5 Commonly Used Groundwater Flow and Contaminant Transport Models

In this section, the most prominent and commonly used groundwater flow and mass transport models are presented in a chronological order.

FEFLOW

It is a finite-element model for the simulation of 2D and 3D fluid density dependent flows, contaminant mass (salinity) and heat transports. It can simulate: phreatic aquifers, perched water tables, moving meshes; saturated-unsaturated zones; salinity-dependent and temperature-dependent transport; and complex geometric and parametric situations. The model was firstly presented by Dr. Hans-Jörg G. Diersch in 1979. He developed the software in the Institute of Mechanics of the German Academy of Sciences at Berlin up to 1990. In 1990, he was one of the founders of WASY GmbH (German for Institute for Water Resources Planning and Systems Research Inc.) of Germany (Trefry and Muffels 2007). In 2007 the shares of WASY GmbH were purchased by the DHI Group. An analytical presentation of this code can be found in the book written by Diersch (2014).

MODFLOW

It is the most prominent worldwide 3D finite-difference groundwater flow model developed by the U.S. Geological Survey in the early 1980s. The code was originally called USGS Modular Three-Dimensional Ground-Water Flow Model (McDonald and Harbaugh 2003). MODFLOW simulates the groundwater flow using a block-centered finite-difference approach and the layers can be confined, unconfined, or a combination of both. It also simulates flows from external stresses such as areal recharge, evapotranspiration, flow to wells, flow to drains, and flow through riverbeds. After the original release, several versions of MODFLOW have been presented, such as MODFLOW-88, MODFLOW-96, MODFLOW-2000, MODFLOW-2005, where additional features and abilities of the model were included. Later on some other models were linked to the MODFLOW model such as MT3D and SEAWAT. MT3D is a modular three-dimensional transport model developed by Zheng (1990) at S. S. Papadopoulos & Associates, Inc. MT3D simulates advection in complex steady-state and transient flow fields, anisotropic dispersion, multi-species reactions, and can simulate or assess natural attenuation within a contaminant plume. SEAWAT is a 3D variable density, transient groundwater flow in porous media. Actually it is a combination of MODFLOW and MT3DMS into a single program that solves the coupled flow and solute-transport equations (Kumar 2015). It has been used in many applications of saltwater intrusion problems.

SUTRA

It is a 2D groundwater transport model for saturated and unsaturated flows, a complete saltwater intrusion and energy transport model. SUTRA employs a 2D hybrid finite-element and integrated finite-difference method to simulate: (1) fluid density dependent saturated or unsaturated groundwater flow and either (2a) transport of a solute in the groundwater or (2b) transport of thermal energy in the groundwater and solid matrix of the aquifer. The original version of SUTRA was released in 1984 (Voss 1984).

PTC

It is a 3D mathematical model which calculates the groundwater flow and transport of contaminants in porous media by combining the finite element and finite difference methods.
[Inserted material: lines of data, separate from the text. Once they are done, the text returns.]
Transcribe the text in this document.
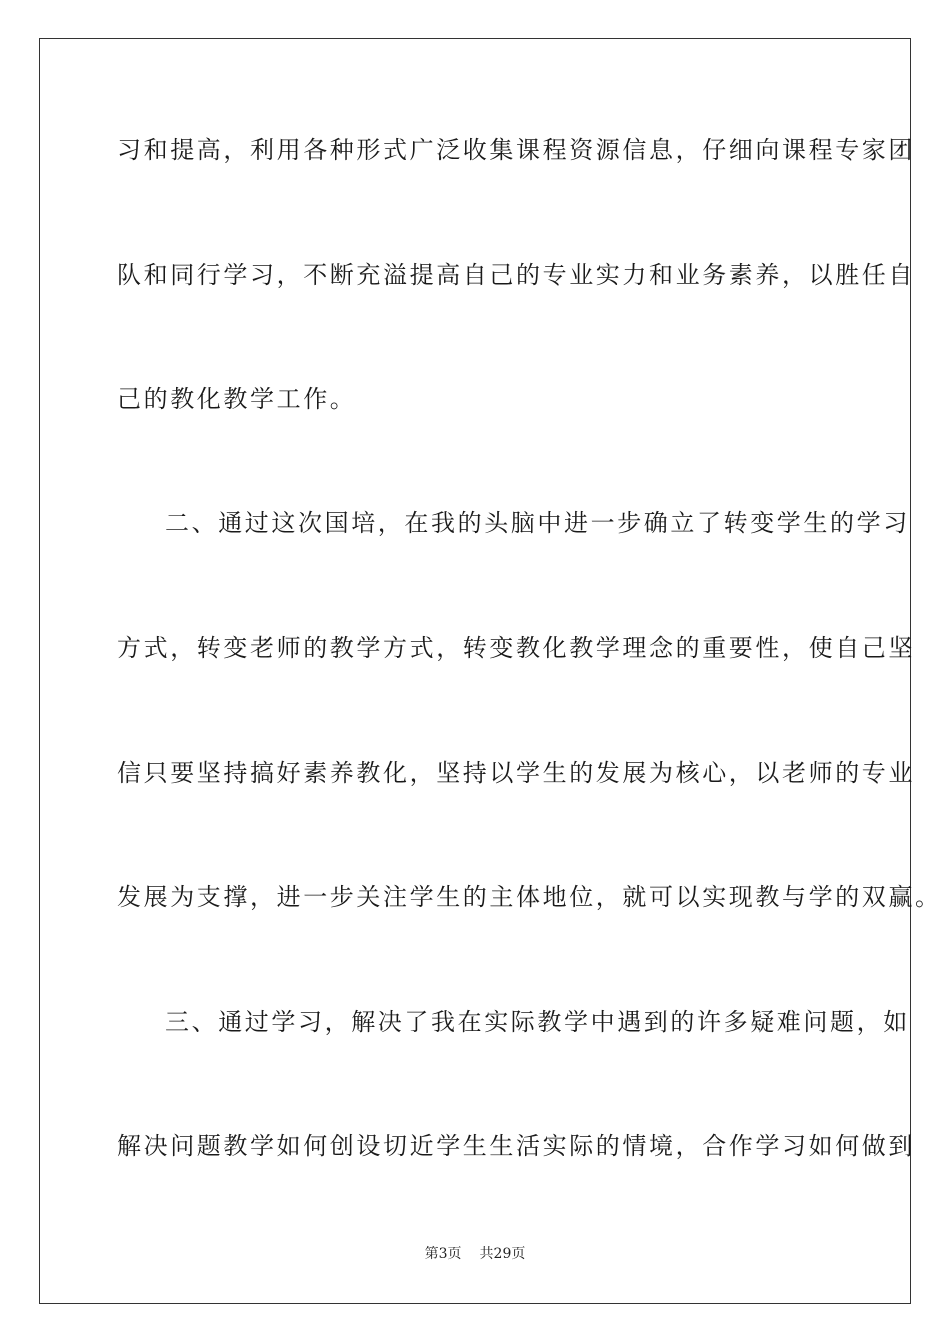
习和提高，利用各种形式广泛收集课程资源信息，仔细向课程专家团
队和同行学习，不断充溢提高自己的专业实力和业务素养，以胜任自
己的教化教学工作。
二、通过这次国培，在我的头脑中进一步确立了转变学生的学习
方式，转变老师的教学方式，转变教化教学理念的重要性，使自己坚
信只要坚持搞好素养教化，坚持以学生的发展为核心，以老师的专业
发展为支撑，进一步关注学生的主体地位，就可以实现教与学的双赢。
三、通过学习，解决了我在实际教学中遇到的许多疑难问题，如
解决问题教学如何创设切近学生生活实际的情境，合作学习如何做到
第3页 共29页
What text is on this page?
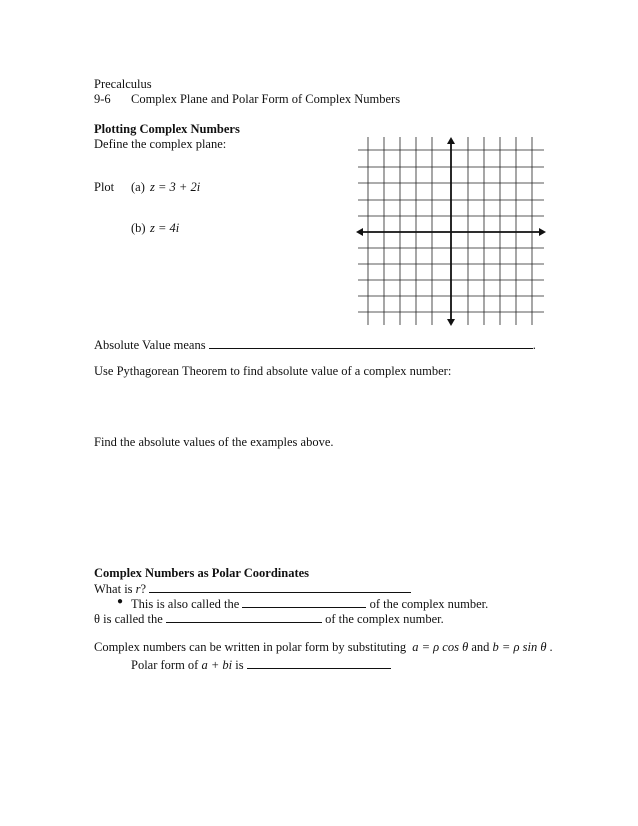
Precalculus
9-6 Complex Plane and Polar Form of Complex Numbers
Plotting Complex Numbers
Define the complex plane:
Plot (a) z = 3 + 2i
(b) z = 4i
Absolute Value means	.
Use Pythagorean Theorem to find absolute value of a complex number:
Find the absolute values of the examples above.
Complex Numbers as Polar Coordinates
What is r?
● This is also called the	of the complex number.
θ is called the	of the complex number.
Complex numbers can be written in polar form by substituting a = ρ cos θ and b = ρ sin θ .
Polar form of a + bi is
PTC uses partial differential equations to represent saturated groundwater flow described by hydraulic head, groundwater velocity components and contaminant transport. These equations are derived from conservation of mass principles and Darcy’s Law. The algorithm involves discretizing the domain into approximately parallel horizontal layers. Within each layer a finite element discretization is used allowing for the accurate representation of irregular domains. The layers are connected vertically by a finite difference discretization. This hybrid coupling of the finite element and finite difference methods allows for the application of the splitting procedure. It was developed by Babu et al. (1987). Later on, it was developed as a Plug-In Extension (PIE) for the ArgusOne GIS program (Olivares 2001).

FEMWATER

It is a fully 3D finite-element model that simulates density-dependent coupled flow and contaminant transport in saturated and unsaturated zones. It allows modeling of the saltwater intrusion as well as other density-dependent contaminants. It is the combination of two models 3DFEMWATER and 3DLEWASTE (Yeh and Ward 1981; Yeh 1987, 1990).

3DFEMFAT

It is a 3D finite-element model of groundwater flow and transport through saturated- and unsaturated porous media. The first 2D version of the model was first presented by Yeh et al. (1994). It has been applied to model wellhead protection, infiltration, sanitary landfill, agriculture pesticides, hazardous waste disposal sites, density-induced flow and transport, saltwater intrusion.

AQUA3D

It is a 3D model using the Galerkin finite-element method that solves the three-dimensional groundwater flow and transport problems for homogeneous and inhomogeneous as well as for anisotropic flow conditions. The model was developed by Vatnaskil (1998a, b).

6 Conclusions

Groundwater numerical models have been proved a useful tool to simulate groundwater flow and contaminant transport. Over the years, several commercial groundwater numerical simulators have been presented with the majority of them to be based on the finite difference and finite element numerical methods. When building a groundwater numerical simulator, it is very important to have accurate information on the aquifer parameters and to perform a detailed calibration in order to obtain correct simulated results. The selection of the appropriate code depends on the characteristics of the system to be modeled and on the modeling preferences: groundwater flow or mass transport, one, two or three-dimensional, transient or steady-state, density-dependent or not, unsaturated, saturated or combined flow, chemical reaction or not, etc. Based on all of the above, the right selection of the numerical groundwater model with the correct input can guarantee the accuracy of the simulated results.